The Museum of Icelandic Witchcraft and Sorcery was interesting and something I will address in further detail later. Afterwards, Josh and I rode up to Hotel Laugarhóll, a farm hotel, with as it would happen also featured the Sorceror’s Cottage. The cottage is a replica medieval cottage, made from driftwood, mud brick and a turf roof. It was cosy inside, considering how windy it was outside. The hotel is surrounded by wetlands, due to the natural warm water springs that run below it. So some of the ground is very soft.
Later that night, Josh and I marched across from rock to rock in the cold wind, up the hill to get a glimpse of the Northern Lights. Despite the mild cloud cover and the rising moon, Josh did manage to capture some of the aurora with his camera.
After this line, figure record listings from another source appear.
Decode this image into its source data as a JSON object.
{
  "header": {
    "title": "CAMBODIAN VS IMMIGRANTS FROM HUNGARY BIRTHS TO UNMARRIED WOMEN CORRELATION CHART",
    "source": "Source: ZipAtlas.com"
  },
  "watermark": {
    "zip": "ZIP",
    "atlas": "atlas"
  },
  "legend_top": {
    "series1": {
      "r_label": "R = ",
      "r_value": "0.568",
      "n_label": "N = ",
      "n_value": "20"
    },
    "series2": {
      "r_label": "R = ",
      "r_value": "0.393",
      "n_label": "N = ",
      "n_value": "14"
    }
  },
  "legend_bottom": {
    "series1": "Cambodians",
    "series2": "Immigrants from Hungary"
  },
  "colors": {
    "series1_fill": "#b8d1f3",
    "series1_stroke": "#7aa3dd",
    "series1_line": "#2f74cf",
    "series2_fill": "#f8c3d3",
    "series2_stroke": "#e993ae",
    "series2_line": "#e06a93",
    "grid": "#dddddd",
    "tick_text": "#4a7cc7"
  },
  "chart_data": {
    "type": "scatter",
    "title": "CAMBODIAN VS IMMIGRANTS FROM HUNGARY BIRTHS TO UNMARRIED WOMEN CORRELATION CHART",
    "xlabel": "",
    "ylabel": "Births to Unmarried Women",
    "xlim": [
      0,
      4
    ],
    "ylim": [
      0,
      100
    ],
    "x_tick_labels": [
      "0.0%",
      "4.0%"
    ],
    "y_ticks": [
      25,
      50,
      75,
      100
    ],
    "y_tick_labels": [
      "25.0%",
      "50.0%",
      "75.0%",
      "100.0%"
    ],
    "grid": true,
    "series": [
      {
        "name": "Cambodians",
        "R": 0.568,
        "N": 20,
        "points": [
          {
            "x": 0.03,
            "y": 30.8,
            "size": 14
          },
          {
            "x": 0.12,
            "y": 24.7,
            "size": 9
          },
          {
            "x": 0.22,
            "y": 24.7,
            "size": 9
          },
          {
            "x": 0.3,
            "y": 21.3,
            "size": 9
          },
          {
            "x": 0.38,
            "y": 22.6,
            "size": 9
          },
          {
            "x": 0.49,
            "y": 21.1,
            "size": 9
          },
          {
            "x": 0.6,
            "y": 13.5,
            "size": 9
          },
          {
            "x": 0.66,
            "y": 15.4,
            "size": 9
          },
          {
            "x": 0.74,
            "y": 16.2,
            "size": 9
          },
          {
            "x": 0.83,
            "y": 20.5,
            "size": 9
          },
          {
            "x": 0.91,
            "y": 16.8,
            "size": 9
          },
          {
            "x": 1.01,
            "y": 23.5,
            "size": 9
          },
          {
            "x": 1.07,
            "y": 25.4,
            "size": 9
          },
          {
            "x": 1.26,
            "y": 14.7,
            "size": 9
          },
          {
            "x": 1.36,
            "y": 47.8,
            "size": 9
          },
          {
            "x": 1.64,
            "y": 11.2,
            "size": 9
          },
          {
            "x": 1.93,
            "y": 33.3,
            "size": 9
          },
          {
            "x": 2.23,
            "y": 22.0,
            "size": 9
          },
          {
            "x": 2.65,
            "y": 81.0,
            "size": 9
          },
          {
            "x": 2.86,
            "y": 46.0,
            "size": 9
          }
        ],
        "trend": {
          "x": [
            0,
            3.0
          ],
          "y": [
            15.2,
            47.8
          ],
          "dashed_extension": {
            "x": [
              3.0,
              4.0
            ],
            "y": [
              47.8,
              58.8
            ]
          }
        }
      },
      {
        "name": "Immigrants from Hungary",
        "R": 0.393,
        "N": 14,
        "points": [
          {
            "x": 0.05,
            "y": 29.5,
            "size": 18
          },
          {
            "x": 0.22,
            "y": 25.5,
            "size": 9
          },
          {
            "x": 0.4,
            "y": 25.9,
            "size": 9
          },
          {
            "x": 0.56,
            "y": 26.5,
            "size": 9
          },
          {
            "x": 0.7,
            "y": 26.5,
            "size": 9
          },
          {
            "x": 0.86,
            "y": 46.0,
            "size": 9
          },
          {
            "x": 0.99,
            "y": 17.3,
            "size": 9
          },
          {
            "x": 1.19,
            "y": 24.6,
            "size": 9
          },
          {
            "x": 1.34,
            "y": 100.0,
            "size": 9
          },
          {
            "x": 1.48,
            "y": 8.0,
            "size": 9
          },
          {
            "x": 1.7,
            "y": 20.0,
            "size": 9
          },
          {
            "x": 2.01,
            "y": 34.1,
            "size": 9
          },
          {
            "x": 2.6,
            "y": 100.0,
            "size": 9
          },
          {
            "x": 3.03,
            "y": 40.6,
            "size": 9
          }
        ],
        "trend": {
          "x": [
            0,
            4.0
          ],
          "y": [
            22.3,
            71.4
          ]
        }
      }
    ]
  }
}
The next day the wind had died. We drove up to Siglufjörður, a place that was seeing some growth, since this town had the only building cranes we had seen outside of Reykjavik. After some dinner at a cafe that looked like a hunting lodge, we walk alongside one of the earthen walls (to protect the town from avalanche) to see if there were more the of the Northern Lights. But sadly this could not be seen.
From Siglufjörður, Josh and I drove down to Akureyrí. Akureyrí is the second-largest town after the capital, and from a glimpse has a thriving art scene. I’m a little surprised that the tour company didn’t have us stay a night there. Either way, we looked through the Listasafnið, Akureyrí´s Art Museum. It´s current show was a video installation called “Staðreynd – Local Fact” by Arna Valsdóttir. There is also a nice street art scene (and I’ll cover this in more detail later).
Then came Gödafoss. It got its name from when Þorgeir, lawspeaker for the Alþingi, chose that the Icelandic people be baptised into the Christian faith. And it is this waterfall where Þorgeir cast his pagan idols into the waters below. The waterfall thunders over the side down into a crevasse that looks it has been hewn and cut, with striations that look like violent art deco.
We ended up in Lake Mývatn, a place that looks like it has a few things to offer in daily hikes.